Die EZB schließt nach den Worten ihres Vizepräsidenten Vitor Constancio eine Verlängerung der Laufzeiten griechischer Staatsanleihen nicht völlig aus. Äußerungen von Notenbankchef Jean-Claude Trichet waren am Vortag so verstanden worden, dass sich die EZB gegen einen Zahlungsaufschub sperrt. "Der Präsident hat gestern viele Dinge ausgeschlossen, aber er hat nicht gesagt, dass er eine Verlängerung der Laufzeiten ausschließt", stellte Constancio am Rande einer Veranstaltung in Frankfurt klar. "Was er gesagt hat, war, dass er eine Lösung ausschließt, die zu einem Kreditereignis oder zu einem zeitweisen Zahlungsausfall führen würde."

Am Nachmittag zog die EZB diese Aussagen jedoch zurück: Constancio ersetze seine Aussagen mit dem Satz "Präsident Jean-Claude Trichet machte deutlich, dass der EZB-Rat alle Lösungen ausschließt, die nicht vollständig freiwillig sind oder irgendein Zwangselement enthalten, die jegliches Kreditereignis enthielten oder jeglichen Zahlungsausfall oder selektiven Zahlungsausfall", teilte die EZB mit.
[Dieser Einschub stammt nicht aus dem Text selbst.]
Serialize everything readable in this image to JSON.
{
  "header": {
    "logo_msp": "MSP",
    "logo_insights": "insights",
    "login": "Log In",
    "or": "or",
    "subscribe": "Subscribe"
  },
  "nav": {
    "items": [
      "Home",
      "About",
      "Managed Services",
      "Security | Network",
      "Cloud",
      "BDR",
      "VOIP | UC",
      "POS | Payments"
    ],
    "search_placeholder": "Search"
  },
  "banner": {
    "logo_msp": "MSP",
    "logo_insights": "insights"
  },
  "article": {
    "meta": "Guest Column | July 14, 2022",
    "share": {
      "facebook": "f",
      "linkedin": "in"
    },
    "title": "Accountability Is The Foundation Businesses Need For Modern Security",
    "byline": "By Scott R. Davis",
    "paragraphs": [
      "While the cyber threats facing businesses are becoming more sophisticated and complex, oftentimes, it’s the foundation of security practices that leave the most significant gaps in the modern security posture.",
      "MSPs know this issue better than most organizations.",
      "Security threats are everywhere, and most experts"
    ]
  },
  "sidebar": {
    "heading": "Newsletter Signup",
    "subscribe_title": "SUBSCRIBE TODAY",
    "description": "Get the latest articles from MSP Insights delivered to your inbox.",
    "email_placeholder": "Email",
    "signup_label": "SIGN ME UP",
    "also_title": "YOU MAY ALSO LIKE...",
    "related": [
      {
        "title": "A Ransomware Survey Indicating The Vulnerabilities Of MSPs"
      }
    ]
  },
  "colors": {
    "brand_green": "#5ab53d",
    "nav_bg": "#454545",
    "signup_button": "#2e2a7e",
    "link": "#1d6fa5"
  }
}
Freiwilligkeit der Gläubiger

Ähnlich wie Constancio äußerte sich EZB-Chefvolkswirt Jürgen Stark. "Sollte aus politischen Gründen die Beteiligung des privaten Sektors als nötig erachtet werden, dann muss das geschehen, ohne ein Kreditereignis auszulösen", sagte Stark, der persönlich eine Beteilung privater Investoren begrüßen würde. Dafür sei es aber nötig, dass die privaten Anleihegläubiger sich völlig freiwillig zu einem solchen Schritt entschieden.

Bei einem Kreditereignis handelt es sich um eine völlige oder teilweise Zahlungsunfähigkeit des Schuldners, bei der Kreditversicherungen (CDS) fällig werden. Viele Experten befürchten, dass dies eine Finanzkrise wie nach der Pleite der der US-Bank Lehman Brothers auslösen könnte.

Deutsche gegen neue Milliardenhilfen

Der Bundesverband der Deutschen Volksbanken und Raiffeisenbanken (BVR) knüpft Bedingungen an einen Zahlungsaufschub. "Die Banken sind an einer glaubwürdigen Lösung der Griechenland-Krise interessiert", sagte BVR-Vorstand Gerhard Hofmann. "Auf freiwilliger Basis wäre eine Laufzeitverlängerung wohl nur vorstellbar, wenn gleichzeitig die Rückzahlung griechischer Anleihen sicherer als heute würde."

Sie könnten etwa mit einer Garantie des Euro-Rettungsschirms EFSF versehen werden. Andernfalls drohe ein Zahlungsausfall, der "kaum abschätzbare Ansteckungsrisiken ins Finanzsystem und auf Staatsanleihen anderer Länder haben könnte".

Die Mehrheit der Deutschen ist strikt gegen neue Milliarden für Griechenland.